In the mid-60's, Paul Baran of the RAND Institute was commissioned by the Air Force to study how to maintain command and control after a nuclear attack. The solution that Baran suggested involved a technology called "packet switching," which would allow a message on a network to find its destination via any route available. The Advanced Research Projects Agency (ARPA) believed that Baran's theory would work and that such a network would not only fulfill the Air Force's original missions, but would also answer the agency's need for sharing information between its many research institutions. In 1969, ARPANET was born.

What Did It Do?

When ARPANET connected UCLA to the Stanford Research Institute, UC Santa Barbara, and the University of Utah, there were three things that users could do: log into a remote computer, print to a remote printer, and transfer files between computers. Even with this limited set of capabilities, the network was an instant success and more and more institutions clamored for connection.
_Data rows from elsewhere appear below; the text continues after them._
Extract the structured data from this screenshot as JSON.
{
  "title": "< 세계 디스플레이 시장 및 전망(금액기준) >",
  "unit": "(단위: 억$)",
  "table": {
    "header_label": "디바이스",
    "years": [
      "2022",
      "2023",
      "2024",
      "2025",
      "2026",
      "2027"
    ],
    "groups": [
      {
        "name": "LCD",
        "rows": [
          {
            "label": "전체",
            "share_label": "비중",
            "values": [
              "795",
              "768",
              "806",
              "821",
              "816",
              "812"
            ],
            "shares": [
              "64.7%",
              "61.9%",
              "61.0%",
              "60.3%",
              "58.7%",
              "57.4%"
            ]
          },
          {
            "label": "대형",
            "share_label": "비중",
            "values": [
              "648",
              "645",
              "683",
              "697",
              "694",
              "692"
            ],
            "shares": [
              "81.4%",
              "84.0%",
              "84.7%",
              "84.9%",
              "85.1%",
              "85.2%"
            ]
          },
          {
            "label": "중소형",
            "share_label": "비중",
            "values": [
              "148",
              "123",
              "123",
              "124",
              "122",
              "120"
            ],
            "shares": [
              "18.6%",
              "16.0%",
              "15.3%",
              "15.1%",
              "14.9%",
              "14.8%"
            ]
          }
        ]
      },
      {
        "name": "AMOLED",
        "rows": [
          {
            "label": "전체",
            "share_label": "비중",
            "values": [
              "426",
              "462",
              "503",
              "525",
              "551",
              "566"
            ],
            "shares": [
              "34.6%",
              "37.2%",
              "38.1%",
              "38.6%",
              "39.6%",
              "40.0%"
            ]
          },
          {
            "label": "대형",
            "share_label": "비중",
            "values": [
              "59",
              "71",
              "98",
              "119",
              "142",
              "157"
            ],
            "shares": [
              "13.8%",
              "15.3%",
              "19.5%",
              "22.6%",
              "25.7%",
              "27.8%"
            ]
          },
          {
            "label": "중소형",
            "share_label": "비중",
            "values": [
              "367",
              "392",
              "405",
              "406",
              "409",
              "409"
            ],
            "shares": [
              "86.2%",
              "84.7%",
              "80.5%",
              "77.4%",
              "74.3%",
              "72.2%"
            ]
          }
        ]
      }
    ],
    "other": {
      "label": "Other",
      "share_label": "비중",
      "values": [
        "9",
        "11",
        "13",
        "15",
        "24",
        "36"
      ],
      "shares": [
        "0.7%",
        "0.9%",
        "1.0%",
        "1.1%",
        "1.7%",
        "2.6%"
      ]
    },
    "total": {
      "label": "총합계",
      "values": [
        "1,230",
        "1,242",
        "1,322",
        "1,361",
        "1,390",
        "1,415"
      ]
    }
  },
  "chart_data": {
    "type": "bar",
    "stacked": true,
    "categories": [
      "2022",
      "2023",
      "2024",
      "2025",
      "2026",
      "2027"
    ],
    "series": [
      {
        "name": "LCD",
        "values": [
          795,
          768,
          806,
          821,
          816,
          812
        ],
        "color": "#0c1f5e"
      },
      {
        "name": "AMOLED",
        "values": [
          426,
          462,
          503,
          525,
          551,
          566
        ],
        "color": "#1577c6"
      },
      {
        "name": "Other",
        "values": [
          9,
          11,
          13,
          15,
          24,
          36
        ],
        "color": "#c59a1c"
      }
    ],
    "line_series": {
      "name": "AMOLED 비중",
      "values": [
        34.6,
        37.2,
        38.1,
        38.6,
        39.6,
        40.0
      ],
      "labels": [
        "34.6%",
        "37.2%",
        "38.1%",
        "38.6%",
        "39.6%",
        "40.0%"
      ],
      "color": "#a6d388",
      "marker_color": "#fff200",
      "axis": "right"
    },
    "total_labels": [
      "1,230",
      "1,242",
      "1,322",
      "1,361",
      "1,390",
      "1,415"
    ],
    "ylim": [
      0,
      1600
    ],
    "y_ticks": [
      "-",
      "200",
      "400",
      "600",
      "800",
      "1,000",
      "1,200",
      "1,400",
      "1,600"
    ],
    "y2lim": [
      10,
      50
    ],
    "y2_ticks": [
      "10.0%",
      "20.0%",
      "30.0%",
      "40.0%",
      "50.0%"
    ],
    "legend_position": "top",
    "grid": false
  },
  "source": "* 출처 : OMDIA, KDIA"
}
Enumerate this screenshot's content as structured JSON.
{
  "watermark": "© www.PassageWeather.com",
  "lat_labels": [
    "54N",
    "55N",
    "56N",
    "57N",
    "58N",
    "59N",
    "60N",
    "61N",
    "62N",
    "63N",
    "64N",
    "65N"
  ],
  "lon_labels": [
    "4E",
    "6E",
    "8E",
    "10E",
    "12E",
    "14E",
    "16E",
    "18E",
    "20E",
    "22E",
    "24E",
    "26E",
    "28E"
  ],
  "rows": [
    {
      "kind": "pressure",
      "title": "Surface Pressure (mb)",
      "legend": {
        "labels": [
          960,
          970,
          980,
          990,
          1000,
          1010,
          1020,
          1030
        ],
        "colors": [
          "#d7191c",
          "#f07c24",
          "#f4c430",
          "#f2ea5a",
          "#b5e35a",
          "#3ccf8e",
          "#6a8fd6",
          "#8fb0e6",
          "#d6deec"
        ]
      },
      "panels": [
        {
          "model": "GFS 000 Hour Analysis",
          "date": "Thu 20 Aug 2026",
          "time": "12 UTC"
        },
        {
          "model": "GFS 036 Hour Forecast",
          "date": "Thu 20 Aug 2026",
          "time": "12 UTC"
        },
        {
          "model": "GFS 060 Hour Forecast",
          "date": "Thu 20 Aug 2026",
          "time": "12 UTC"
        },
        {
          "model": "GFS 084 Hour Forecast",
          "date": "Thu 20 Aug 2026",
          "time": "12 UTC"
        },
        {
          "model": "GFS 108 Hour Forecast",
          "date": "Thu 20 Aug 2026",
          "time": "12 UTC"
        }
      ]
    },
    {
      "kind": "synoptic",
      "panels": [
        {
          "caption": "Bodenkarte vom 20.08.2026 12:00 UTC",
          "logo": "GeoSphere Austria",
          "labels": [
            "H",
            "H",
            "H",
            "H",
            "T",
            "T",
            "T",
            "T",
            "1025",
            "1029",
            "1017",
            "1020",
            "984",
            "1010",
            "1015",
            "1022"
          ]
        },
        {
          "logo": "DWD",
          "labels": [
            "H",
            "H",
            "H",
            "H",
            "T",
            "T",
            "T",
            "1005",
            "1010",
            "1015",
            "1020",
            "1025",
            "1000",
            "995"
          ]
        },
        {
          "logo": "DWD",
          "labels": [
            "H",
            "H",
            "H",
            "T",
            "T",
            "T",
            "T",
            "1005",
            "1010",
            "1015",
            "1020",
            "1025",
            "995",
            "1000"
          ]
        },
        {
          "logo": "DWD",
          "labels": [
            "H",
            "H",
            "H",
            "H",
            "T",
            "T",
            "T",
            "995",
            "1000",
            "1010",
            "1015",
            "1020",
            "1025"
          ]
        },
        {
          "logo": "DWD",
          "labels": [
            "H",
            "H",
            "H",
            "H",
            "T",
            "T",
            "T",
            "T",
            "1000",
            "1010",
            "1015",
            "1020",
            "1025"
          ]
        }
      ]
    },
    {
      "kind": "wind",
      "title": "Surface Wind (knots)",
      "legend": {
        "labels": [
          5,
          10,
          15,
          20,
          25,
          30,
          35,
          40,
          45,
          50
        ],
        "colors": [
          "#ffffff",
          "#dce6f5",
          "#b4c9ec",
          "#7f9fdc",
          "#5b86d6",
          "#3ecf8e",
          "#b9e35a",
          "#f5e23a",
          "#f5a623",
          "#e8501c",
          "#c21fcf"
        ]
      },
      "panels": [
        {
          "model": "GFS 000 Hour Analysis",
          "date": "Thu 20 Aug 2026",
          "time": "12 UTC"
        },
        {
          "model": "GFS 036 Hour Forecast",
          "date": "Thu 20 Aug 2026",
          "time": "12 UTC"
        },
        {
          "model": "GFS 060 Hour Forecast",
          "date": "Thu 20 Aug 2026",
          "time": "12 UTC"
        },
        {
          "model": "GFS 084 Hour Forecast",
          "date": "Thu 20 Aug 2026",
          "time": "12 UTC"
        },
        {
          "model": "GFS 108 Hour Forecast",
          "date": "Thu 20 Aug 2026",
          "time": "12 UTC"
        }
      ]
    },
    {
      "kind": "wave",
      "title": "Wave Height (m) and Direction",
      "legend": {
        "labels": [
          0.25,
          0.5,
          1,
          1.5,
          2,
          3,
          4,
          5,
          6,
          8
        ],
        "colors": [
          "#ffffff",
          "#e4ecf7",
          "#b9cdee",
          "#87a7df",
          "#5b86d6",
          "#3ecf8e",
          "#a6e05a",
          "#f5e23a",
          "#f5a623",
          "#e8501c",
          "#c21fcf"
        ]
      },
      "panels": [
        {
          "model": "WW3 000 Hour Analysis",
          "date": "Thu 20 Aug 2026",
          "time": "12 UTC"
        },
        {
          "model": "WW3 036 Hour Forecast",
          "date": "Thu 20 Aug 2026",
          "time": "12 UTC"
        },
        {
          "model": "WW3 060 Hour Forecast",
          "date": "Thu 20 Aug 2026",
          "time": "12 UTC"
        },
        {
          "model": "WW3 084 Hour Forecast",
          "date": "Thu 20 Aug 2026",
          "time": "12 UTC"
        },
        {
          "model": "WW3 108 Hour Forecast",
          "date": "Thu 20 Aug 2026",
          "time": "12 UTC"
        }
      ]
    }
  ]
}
During its first decade, ARPANET truly lived up to its billing as an "experimental network." New applications and network protocols were constantly developed, tested, and deployed. In 1971, Ray Tomlinson of Bolt, Beranek, and Newman wrote the first email program and the ARPANET community adopted it immediately. Soon after the appearance of email came the "mailing list," an email format that created virtual discussion groups. One of the first such lists was SF-LOVERS, dedicated to fans of science fiction.

Perhaps the most significant development to come out of ARPANET was TCP/IP or Transmission Control Protocol / Internet Protocol. This set of network standards would not only replace ARPANET's original Network Control Protocol (NCP), but would also serve as the basis for the "network of networks" that was to follow and eventually render ARPANET obsolete.

What Happened to It?

As ARPANET aged, it grew at a steady pace, constantly connecting more computers and institutions, and adding new technologies along the way. In 1983, ARPANET converted its old NCP to the newer and more universal TCP/IP. This created what is known today as the Internet, since it allowed different networks (ARPANET, NSFNET, CSNET, BITNET) to be interconnected. The TCP/IP protocol is still used today.

In 1990, a mere 21 years after its creation, ARPANET, with its slow data transmission lines, was disbanded by the Department of Defense. The other networks that had come together around ARPANET could handle the traffic more quickly and efficiently. ARPANET's disappearance caused almost no disruption in network traffic. And while it wasn't a nuclear missile that ended ARPANET, in the end, Paul Baran's theory of a decentralized network had faced reality and proved itself a success.







 

"The roles of ARPA and the Defense Communications Agency were critical both in supplying sustained funding for implementing the protocols on various computers and operating systems and for the persistent and determined application of the new protocols to real needs."